Helen Hoover Boyle mira la luz parpadeante que indica llamada en espera y dice:

—¿Qué encontraste ayer en la casa española de seis dormitorios?

Mona pone los ojos en blanco. Proyecta la mandíbula inferior hacia fuera, deja escapar un largo suspiro hacia arriba que le levanta el pelo de la frente y dice:

—Está claro que hay una energía. Una presencia sutil. Pero la disposición es preciosa. —Un cordón de seda negra cuelga alrededor de su cuello y desaparece en la comisura de su boca.

Y nuestra heroína dice:

—A la mierda la disposición.

Nada de casas idílicas que solamente se venden una vez cada cincuenta años. Nada de hogares felices. Y a la mierda las cosas sutiles: los rincones extrañamente fríos, los vapores inexplicables, las mascotas irritables. Lo que ella necesita es sangre cayendo por las paredes. Necesita manos heladas que saquen a los niños de la cama por las noches. Necesita ojos rojos resplandecientes en la oscuridad al pie de las escaleras del sótano. Eso y fachadas decentes.

El bungalow del 521 de Elm Street tiene cuatro dormitorios, ferretería original y gritos en el desván.

La casa estilo Normandía en el 7.645 de Weston Heights tiene ventanas de arco, antecocina, puertas correderas emplomadas y un cuerpo que aparece en el pasillo del piso de arriba con varias puñaladas.

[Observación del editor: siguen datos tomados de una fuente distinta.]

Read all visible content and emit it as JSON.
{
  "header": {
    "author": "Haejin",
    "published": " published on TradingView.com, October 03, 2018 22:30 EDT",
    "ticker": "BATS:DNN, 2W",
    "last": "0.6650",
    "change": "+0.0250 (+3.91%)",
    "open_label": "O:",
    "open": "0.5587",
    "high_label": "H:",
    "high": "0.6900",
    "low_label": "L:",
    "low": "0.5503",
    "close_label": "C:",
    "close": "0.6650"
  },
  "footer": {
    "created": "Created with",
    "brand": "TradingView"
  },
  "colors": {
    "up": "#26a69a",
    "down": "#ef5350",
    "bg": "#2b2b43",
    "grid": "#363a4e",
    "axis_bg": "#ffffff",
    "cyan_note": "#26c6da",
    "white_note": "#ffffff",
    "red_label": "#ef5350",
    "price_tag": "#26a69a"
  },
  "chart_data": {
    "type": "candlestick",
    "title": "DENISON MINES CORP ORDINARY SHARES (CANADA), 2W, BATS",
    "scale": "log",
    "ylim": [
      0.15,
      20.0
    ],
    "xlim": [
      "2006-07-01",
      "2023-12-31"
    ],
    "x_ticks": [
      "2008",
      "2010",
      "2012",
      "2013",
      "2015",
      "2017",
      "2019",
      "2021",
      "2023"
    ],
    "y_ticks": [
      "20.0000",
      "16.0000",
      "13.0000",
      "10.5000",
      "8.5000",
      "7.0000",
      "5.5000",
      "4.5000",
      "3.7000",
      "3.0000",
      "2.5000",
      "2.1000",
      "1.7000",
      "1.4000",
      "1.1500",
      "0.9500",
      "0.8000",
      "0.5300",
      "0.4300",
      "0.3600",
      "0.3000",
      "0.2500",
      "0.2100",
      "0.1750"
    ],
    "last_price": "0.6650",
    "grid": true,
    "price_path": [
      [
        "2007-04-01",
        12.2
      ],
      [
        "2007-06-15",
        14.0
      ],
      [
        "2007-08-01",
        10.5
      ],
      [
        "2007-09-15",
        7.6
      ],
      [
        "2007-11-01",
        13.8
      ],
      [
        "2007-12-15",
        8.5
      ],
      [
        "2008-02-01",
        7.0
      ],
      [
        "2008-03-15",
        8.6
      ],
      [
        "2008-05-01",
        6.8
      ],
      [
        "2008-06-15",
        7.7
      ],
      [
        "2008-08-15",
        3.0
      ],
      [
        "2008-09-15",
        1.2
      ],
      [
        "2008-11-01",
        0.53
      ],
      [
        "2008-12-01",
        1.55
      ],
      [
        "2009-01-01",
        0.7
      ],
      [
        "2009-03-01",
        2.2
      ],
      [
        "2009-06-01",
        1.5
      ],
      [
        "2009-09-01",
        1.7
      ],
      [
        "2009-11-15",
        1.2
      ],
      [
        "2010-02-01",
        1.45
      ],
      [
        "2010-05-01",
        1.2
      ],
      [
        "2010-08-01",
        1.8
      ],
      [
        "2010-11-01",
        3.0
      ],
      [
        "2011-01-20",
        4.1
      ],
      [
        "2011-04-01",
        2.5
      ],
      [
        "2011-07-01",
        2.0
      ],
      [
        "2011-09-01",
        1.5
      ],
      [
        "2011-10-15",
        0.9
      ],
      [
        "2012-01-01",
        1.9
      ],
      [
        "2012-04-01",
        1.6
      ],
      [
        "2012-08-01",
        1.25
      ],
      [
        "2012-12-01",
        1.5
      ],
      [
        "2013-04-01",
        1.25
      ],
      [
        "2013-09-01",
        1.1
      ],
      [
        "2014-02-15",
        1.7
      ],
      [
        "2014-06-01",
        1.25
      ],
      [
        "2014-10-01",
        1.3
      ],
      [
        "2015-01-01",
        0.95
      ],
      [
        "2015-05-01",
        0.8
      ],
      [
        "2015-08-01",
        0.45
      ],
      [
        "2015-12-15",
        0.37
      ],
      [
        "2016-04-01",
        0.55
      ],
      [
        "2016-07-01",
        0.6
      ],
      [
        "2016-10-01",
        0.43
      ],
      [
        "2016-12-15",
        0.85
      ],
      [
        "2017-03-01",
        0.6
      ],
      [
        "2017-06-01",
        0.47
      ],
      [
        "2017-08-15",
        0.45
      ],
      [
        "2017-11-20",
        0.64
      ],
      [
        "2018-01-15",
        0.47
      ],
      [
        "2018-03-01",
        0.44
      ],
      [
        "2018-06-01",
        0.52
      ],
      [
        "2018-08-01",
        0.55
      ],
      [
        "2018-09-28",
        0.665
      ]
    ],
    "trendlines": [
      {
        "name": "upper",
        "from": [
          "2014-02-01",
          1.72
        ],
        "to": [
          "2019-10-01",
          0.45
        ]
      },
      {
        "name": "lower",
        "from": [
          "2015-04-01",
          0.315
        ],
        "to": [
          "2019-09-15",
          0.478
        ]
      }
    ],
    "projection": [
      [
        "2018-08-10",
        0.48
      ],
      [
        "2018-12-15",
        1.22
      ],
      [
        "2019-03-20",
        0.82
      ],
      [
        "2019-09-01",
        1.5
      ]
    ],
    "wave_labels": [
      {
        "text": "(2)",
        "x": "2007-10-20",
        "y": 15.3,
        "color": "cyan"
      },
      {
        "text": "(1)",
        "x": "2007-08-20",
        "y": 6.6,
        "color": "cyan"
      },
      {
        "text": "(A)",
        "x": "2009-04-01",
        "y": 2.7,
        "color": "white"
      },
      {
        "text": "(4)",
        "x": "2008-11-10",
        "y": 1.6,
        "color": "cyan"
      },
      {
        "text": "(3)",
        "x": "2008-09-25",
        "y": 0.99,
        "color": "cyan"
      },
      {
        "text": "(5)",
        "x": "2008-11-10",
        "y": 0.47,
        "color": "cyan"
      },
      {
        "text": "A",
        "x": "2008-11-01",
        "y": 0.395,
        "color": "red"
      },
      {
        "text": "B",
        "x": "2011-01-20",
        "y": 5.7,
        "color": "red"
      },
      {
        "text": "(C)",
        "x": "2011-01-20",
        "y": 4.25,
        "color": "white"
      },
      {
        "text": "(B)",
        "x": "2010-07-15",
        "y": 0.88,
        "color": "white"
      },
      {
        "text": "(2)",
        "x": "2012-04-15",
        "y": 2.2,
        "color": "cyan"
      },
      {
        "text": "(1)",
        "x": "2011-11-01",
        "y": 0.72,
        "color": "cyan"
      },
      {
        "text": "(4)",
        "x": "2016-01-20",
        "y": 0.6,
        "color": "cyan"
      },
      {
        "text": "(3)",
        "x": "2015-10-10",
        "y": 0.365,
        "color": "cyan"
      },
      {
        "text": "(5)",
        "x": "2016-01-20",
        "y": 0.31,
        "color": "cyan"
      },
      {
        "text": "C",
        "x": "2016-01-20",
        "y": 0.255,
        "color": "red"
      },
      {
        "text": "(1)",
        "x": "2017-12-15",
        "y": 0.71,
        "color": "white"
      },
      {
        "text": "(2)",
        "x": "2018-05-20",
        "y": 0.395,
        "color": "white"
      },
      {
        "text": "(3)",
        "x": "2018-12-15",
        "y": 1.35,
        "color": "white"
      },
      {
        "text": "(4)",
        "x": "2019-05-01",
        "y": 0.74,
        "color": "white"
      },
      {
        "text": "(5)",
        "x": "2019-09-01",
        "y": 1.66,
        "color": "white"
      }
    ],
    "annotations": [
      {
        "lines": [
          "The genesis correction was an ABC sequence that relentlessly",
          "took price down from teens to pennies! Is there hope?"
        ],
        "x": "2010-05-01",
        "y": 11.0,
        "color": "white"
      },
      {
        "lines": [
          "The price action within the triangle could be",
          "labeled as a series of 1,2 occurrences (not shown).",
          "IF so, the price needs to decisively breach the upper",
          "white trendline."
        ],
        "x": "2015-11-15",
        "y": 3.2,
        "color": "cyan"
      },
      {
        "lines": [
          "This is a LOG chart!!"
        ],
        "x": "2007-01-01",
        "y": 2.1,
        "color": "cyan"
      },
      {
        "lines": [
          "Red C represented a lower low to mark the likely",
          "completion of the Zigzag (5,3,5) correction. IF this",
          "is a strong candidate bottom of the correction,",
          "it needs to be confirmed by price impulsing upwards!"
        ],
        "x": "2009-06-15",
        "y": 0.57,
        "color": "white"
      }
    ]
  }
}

En el apartamento estilo rancho del 248 de Levee Place —cinco habitaciones, cuatro baños y medio con patio de ladrillo— las paredes del dormitorio principal donde tuvo lugar un envenenamiento con desatascador de cañerías se vuelven a llenar de esputos de sangre.

Los agentes inmobiliarios las llaman casas afligidas. Esas casas que nadie vende porque nadie las quiere enseñar. Ningún agente inmobiliario quiere abrir las puertas ni arriesgarse a estar allí solo. O bien son las casas que se venden una y otra vez cada seis meses porque nadie puede vivir en ellas. Una buena racha de esas casas, veinte o treinta de alto nivel, y Helen ya podría apagar el escáner de la policía. Podría dejar de registrar las esquelas y las páginas de sucesos dedicadas a suicidios y homicidios. Podría dejar de enviar a Mona a buscar cualquier pista. Podría tumbarse a buscar una palabra de siete letras cuya definición fuera «animal equino».

—Además, necesito que recojas la ropa de la lavandería —dice—. Y tráeme café como Dios manda. —Señala a Mona con el bolígrafo y dice—: Y, por respeto a la profesionalidad, déjate en casa los abalorios rastafaris.

Mona se saca de la boca el cordón de seda negra hasta hacer salir un cristal de cuarzo, mojado y brillante.

—Es un cristal. Me lo ha dado Ostra. Mi novio.

Helen dice:

—¿Estás saliendo con un chico que se llama Ostra?

Mona deja caer el cristal de forma que le queda colgando sobre el pecho y dice:

—Me ha dicho que es para protegerme. —El cristal deja una mancha oscura de humedad en la blusa de color naranja.

—Oh, y antes de que te vayas —dice Helen—, ponme al teléfono con Bill o Emily Burrows.

Helen pulsa el botón de llamada en espera y dice:

—Discúlpeme.

Y explica que quedan un par de opciones más. El nuevo propietario puede simplemente irse, firmar una escritura de traspaso de finiquito y la casa pasa a ser problema del banco.

—O bien —dice nuestra heroína— puede usted darme una exclusiva confidencial para vender la casa. Lo que se llama una venta de derechos bajo mano.